Last month, residents came from Colorado, Louisiana and California. A family with six children from Oklahoma City called ahead to reserve space.

Serving out-of-state people is not uncommon at Micah House. Serving as many is.

Bobbie Nielsen, Micah House program director, said what draws people here is usually a family or friend connection and the area's reputation for having weathered the recession better.

“They come thinking they can get help from family and friends,” Nielsen said. “Often those family and friends are on the edge also.” And once they get here and the actual cost of putting up someone else becomes apparent, she said, “that's when the struggle really begins.”

Such was the case for unmarried couple Ashley Montgomery and Timothy Pacheco.

Both had their share of problems before the recession hit, but they soon found even low-wage jobs hard to find in the Denver area, where they lived.

They got one-way bus tickets to Omaha on the promise of a friend who could put them up. But the father of the friend's children wanted to move in and wanted the two out.
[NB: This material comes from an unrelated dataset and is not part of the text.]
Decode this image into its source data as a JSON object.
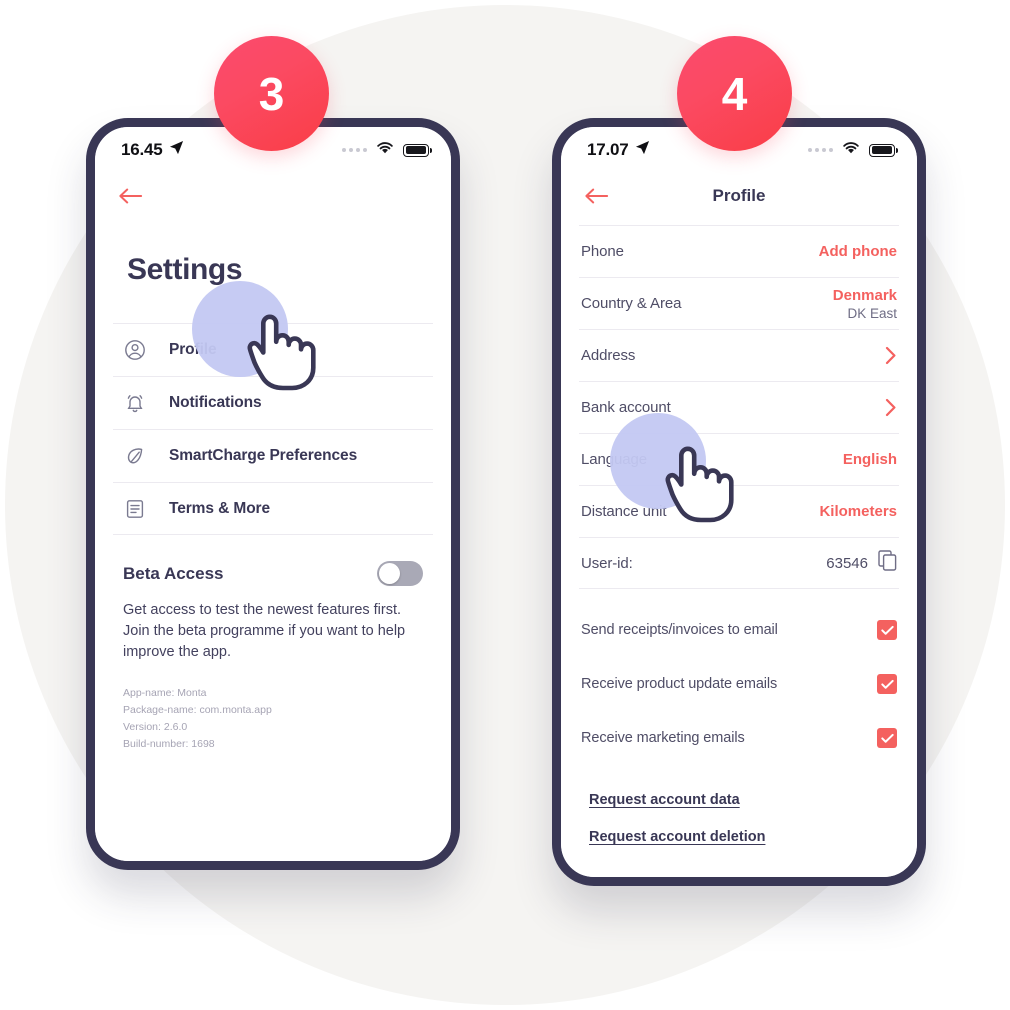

So Montgomery, 20, and Pacheco, 27, bummed a ride with a stranger to a truck stop in Council Bluffs and spent several nights sleeping outside: in a cornfield, near a gas station and at Carter Lake. They landed at Micah House for a while before they split.

Pacheco got a bus ticket to Oklahoma. Montgomery got picked up by her stepfather, a truck driver, headed back to Denver.

The Marshes have had some luck. Maggie got hired to conduct telephone surveys for $9.75 an hour and a chance of earning more. She was to start Monday.

Mike, meanwhile, has 15 job applications out, and is looking beyond construction.

They can stay at Micah House until Maggie's first paycheck. By then, they hope to be moved into an apartment, helped by a nonprofit agency that provides transitional housing for the homeless.